Vaches noires est un recueil de trente-trois nouvelles, composé par Topor un an avant sa mort mais publié posthume pour la première fois, en 2011. C’est vrai qu’à la réflexion, il sent un peu le sapin : récurrence du thème de la mort – bon, ça, le lecteur de Topor y était habitué –, nette impression de grosse fatigue peut-être liée à la platitude de certains textes – c’est déjà moins habituel – et tonalité des récits assez différente de ce que les romans précédents de l’auteur proposaient. Ainsi : « Je me sens un peu bizarre, un peu malade. Tous les sens du mot “drôle” me vont comme un gant. / Mes dessins aussi sont drôles. Pas comiques, mais absurdes, gratuits, saugrenus. Je n’ai jamais tenté de trouver un sens à la vie, moral ou esthétique, ni essayé de faire évoluer l’humanité dans le bon sens. Le non-sens paraît plus proche de la réalité » (dans « Je me sens drôle », p.124 de l’édition de poche) fait figure d’exception chez un auteur qui préféra toujours que son œuvre parlât à sa place.
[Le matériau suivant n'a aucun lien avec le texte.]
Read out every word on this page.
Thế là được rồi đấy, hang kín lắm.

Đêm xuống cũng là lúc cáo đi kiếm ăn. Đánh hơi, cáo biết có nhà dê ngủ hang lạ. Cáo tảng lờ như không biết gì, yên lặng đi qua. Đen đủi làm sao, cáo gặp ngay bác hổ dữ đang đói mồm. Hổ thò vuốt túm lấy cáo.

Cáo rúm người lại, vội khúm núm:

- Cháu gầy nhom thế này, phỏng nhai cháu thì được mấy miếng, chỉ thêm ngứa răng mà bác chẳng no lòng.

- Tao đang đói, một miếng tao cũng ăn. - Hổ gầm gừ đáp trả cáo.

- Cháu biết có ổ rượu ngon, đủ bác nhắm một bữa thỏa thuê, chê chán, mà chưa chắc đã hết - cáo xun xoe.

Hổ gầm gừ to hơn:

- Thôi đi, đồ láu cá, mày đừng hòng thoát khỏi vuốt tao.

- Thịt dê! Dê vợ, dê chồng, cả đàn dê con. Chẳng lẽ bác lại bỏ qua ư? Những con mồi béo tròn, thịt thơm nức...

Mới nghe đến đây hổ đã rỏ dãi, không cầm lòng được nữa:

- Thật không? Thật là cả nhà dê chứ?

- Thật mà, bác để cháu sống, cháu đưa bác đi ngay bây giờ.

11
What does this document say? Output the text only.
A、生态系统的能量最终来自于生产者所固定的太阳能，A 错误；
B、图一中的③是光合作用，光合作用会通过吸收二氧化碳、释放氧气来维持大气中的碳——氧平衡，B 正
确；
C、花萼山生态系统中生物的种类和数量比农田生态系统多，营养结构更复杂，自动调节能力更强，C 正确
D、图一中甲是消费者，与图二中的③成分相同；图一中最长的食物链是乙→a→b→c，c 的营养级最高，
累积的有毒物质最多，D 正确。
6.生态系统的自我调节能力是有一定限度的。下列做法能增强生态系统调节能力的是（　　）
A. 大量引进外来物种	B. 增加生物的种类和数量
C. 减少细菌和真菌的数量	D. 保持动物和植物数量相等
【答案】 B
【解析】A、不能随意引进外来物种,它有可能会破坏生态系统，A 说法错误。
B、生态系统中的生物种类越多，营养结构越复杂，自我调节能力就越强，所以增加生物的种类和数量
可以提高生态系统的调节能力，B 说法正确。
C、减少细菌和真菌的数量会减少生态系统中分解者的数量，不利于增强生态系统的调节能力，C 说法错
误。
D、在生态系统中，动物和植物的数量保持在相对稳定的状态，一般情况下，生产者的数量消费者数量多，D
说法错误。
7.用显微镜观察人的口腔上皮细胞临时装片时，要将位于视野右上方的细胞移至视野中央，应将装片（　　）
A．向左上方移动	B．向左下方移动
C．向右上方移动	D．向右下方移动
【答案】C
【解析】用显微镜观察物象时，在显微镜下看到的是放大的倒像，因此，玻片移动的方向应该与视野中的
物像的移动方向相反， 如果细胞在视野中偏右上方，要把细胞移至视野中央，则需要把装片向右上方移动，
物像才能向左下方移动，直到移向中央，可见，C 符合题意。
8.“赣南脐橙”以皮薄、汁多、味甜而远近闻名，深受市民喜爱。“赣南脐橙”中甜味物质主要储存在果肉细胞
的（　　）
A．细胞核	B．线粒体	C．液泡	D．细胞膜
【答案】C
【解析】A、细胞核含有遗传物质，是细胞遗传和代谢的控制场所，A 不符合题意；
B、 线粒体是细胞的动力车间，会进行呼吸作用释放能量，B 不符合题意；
À la réflexion, ces Vaches noires ne ressemblent pas tellement à des nouvelles : on dirait parfois plutôt des sketchs ou des chroniques tels que Desproges, par exemple, les pratiquait quelques années plus tôt. Certes, on retrouve les thèmes et les procédés habituels de Topor, dans des récits comme « La crème brûlée » ou « La vocation des profondeurs », par exemple, ou dans un passage tel que « Je ne suis pas un homme. Je suis un phallus. / Un grand phallus à deux pattes, totalement indépendant, capable de se mouvoir et de gagner sa vie tout seul. Un phallus sans maître. Un phallus libéré. » (p. 35). Mais il y a aussi, une fois n’est pas coutume, quelques références à l’actualité, sinon à la société du temps – ainsi et pêle-mêle Jacques Martin, Le Pen et Euro-Disney…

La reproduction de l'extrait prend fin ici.